The hearing itself is unlikely to break any new ground. The Justices have a strong tradition of circling the wagons on their internal matters, and Justice Kagan in particular has a smooth temperament that helps her avoid stepping into controversy. (She did manage to effectively wrangle the Harvard Law faculty for several years, after all.) Alito and Kagan both understand the nature of the production, as well as the ultimate goal: to get out unscathed.

To the extent Congress and the courts need to coordinate on important issues, one can only hope that they are doing so behind the scenes. The courts have been understandably cautious about communicating directly with Congress on matters of legal interpretation, given separation of powers concerns. But administrative issues are a different animal altogether, and there is ample space for the courts to work with Congress on funding and operational issues which are of important interest to both branches.
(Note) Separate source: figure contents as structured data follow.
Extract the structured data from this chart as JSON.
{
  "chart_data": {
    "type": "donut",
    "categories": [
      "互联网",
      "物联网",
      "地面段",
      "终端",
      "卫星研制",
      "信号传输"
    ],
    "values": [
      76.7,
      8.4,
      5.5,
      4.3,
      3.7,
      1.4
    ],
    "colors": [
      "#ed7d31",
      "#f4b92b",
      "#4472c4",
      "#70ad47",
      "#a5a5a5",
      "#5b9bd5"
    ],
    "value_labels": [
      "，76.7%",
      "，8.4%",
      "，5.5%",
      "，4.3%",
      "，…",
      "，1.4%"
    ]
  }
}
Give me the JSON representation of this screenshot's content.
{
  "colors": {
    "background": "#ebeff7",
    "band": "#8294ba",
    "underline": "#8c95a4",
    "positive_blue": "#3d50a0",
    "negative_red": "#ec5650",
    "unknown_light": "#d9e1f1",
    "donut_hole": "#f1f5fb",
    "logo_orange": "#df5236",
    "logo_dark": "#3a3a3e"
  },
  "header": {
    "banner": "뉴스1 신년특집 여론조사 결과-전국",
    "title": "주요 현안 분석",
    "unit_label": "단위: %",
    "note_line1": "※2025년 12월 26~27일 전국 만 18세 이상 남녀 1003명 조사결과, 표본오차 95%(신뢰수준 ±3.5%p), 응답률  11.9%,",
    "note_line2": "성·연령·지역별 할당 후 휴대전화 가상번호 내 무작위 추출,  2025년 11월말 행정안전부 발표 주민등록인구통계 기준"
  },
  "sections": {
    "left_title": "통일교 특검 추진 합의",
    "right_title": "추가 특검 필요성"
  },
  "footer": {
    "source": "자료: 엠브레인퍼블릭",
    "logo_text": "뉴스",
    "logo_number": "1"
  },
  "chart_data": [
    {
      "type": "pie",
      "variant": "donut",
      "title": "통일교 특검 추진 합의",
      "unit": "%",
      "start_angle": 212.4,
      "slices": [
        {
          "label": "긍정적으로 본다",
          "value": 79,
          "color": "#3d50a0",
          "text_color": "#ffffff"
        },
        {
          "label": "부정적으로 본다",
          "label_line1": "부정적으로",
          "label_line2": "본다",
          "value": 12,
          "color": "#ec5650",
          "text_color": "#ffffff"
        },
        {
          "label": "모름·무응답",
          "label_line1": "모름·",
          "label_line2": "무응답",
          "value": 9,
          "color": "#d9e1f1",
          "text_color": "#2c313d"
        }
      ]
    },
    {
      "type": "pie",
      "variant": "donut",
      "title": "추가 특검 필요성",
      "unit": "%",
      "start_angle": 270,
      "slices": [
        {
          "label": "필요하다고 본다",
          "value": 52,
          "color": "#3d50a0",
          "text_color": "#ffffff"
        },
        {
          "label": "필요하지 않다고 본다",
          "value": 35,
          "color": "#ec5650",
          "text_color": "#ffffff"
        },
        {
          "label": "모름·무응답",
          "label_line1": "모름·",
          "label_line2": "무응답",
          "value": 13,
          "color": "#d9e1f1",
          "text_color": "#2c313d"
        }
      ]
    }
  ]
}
Still, while Thursday’s hearing may not produce much that is immediately newsworthy, it is still an important exercise. The Supreme Court has been famously reticent to align many of its practices with modern public expectations, from failing to adopt an ethics code to rejecting calls for courtroom cameras. Congressional hearings put the Justices on the spot to justify the Court’s positions in a public forum, thereby forcing the Court to periodically reconsider whether its existing practices help or harm its public legitimacy.

Neither the Supreme Court nor the federal court system should allow itself to be bullied by Congress or public demand, but there is still room for continuous improvement. The occasional public hearing can be a useful pressure point to bring that improvement to fruition.